September 25th
Commemoration of England's Marian Apparition: Our Lady of Walsingham
Our Lady of Walsingham - England's Apparition
of Mary
Most Catholics know of France's famous Marian
apparitions, such as those at Lourdes and Rue du Bac, and also the greater
Marian apparition sites such as the one at Fatima, Portugal or Guadalupe,
Mexico.
England's once famous shrine of Our Lady of
Walsingham is not as well known due to the onset of Protestantism in the 1500s.
Thankfully, the apparition is receiving greater devotion due to the efforts of
Catholics and Anglicans with a love for the Blessed Virgin.
The tradition of Our Lady of Walsingham began
with an apparition of the Immaculate Mother of God to Richeldis de Faverches, a
Catholic English noblewoman, in 1061 in the village of Walsingham in Norfolk,
England.
The Mother of God revealed the archetectural
plans of the Holy House of the Holy Family in Nazareth and she asked Lady
Richeldis to build the house as a shrine and place of pilgrimage.
The Holy House of Walsingham was an exact copy
of of the home in which the Annunciation occurred. The chapel was founded in the
time of Edward the Confessor, about 1053, the earliest deeds naming Richeldis,
the mother of Geoffrey of Favraches as the founder. In 1169, Geoffrey granted
'to God and St. Mary and to Edwy his clerk the chapel of our Lady' which his
mother had founded at Walsingham with the intention that Edwy should found a
priory. These gifts were, shortly afterwards, confirmed to the Austin Canons of
Walsingham by Robert de Brucurt and Roger, earl of Clare.

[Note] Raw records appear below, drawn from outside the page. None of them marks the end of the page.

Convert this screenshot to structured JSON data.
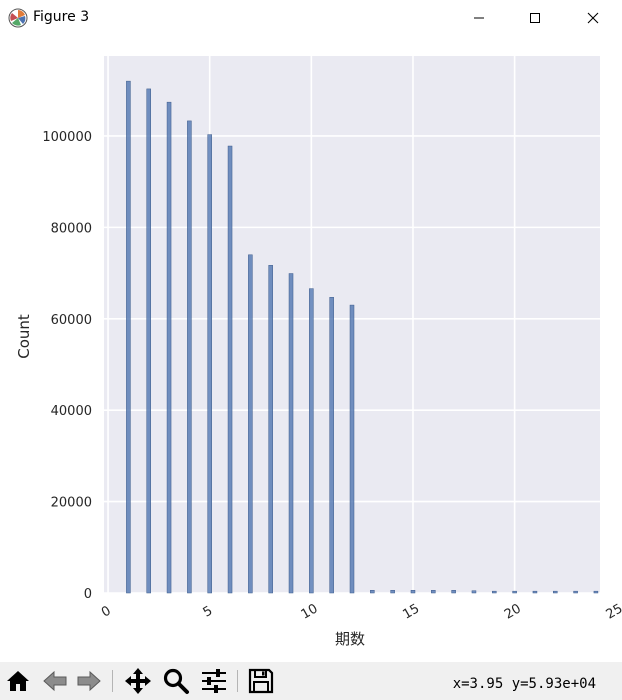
{
  "window": {
    "title": "Figure 3",
    "icons": {
      "app": "matplotlib-logo-icon",
      "minimize": "minimize-icon",
      "maximize": "maximize-icon",
      "close": "close-icon"
    }
  },
  "toolbar": {
    "items": [
      {
        "name": "home-button",
        "icon": "home-icon"
      },
      {
        "name": "back-button",
        "icon": "back-arrow-icon"
      },
      {
        "name": "forward-button",
        "icon": "forward-arrow-icon"
      },
      {
        "name": "pan-button",
        "icon": "move-icon"
      },
      {
        "name": "zoom-button",
        "icon": "magnifier-icon"
      },
      {
        "name": "configure-subplots-button",
        "icon": "sliders-icon"
      },
      {
        "name": "save-button",
        "icon": "floppy-disk-icon"
      }
    ],
    "coords": "x=3.95  y=5.93e+04"
  },
  "chart_data": {
    "type": "bar",
    "style": "seaborn-darkgrid",
    "background": "#eaeaf2",
    "bar_color": "#4c72b0",
    "title": "",
    "xlabel": "期数",
    "ylabel": "Count",
    "xlim": [
      -0.2,
      24.2
    ],
    "ylim": [
      0,
      117500
    ],
    "xticks": [
      0,
      5,
      10,
      15,
      20,
      25
    ],
    "xtick_labels": [
      "0",
      "5",
      "10",
      "15",
      "20",
      "25"
    ],
    "yticks": [
      0,
      20000,
      40000,
      60000,
      80000,
      100000
    ],
    "ytick_labels": [
      "0",
      "20000",
      "40000",
      "60000",
      "80000",
      "100000"
    ],
    "grid": true,
    "x": [
      1,
      2,
      3,
      4,
      5,
      6,
      7,
      8,
      9,
      10,
      11,
      12,
      13,
      14,
      15,
      16,
      17,
      18,
      19,
      20,
      21,
      22,
      23,
      24
    ],
    "values": [
      112000,
      110300,
      107400,
      103300,
      100300,
      97800,
      74000,
      71700,
      69900,
      66600,
      64700,
      63000,
      600,
      600,
      600,
      600,
      600,
      500,
      400,
      400,
      400,
      400,
      400,
      400
    ]
  }
}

By 1500, Our Lady of Walsingham had become one
of the greatest religious centres in England, and Europe, together with
Glastonbury and Canterbury. It became the third most popular place of pilgrimage
next to Rome and Compostella, Spain.
The suppression of Walsingham came late in
1538. The Protestant bishop Latimer wrote of the image of Mary that "She hath
been the Devil's instrument, I fear, to bring many to eternal fire; now she
herself with her older sister of Walsingham, her younger sister of Ipswich, and
their two sisters of Doncaster and Penrhys will make a jolly muster in
Smithfield. They would not be all day in burning". Horrid words that reveal the
hate of early Anglicans for images and for the Blessed Virgin.

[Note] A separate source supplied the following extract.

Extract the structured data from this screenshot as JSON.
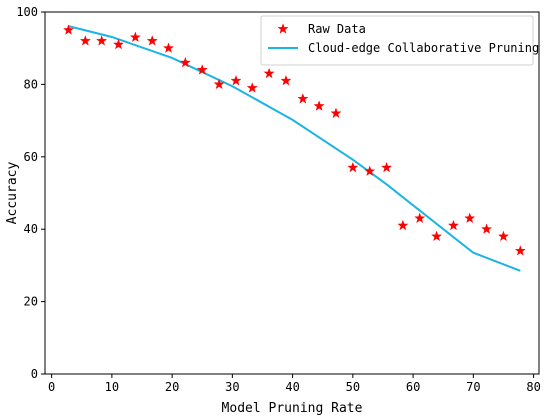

King Henry VIII approved for the image of Our
Lady of Walsingham to be burned. This confirms that Henry VIII was an impious
and perfidious tyrant. Those who claim that Henry VIII remained Catholic "in his
heart" are deceived. He was a murderous and adulterous man who mocked the
papacy.
"It was the month of July, the images of Our
Lady of Walsingham and Ipswich were brought up to London with all the jewels
that hung around them, at the King's commandment, and divers other images, both
in England and Wales, that were used for common pilgrimage...and they were burnt
at Chelsea by my Lord Privy Seal".
In 1897 Pope Leo XIII re-established the
restored 14th century Slipper Chapel as a Roman Catholic shrine, now the centre
of the National Shrine of Our Lady of Walsingham. The Holy House had been
rebuilt at the Church of the Annunciation at King's Lynn.
There is a prophecy that when England returns
to Our Lady of Walsingham, Our Lady will return to England. It seems, then, that
this Marian shrine is intimately associated with the spiritual health of Merry
Ol' England.
Our Lady of Walsingham, pray for us.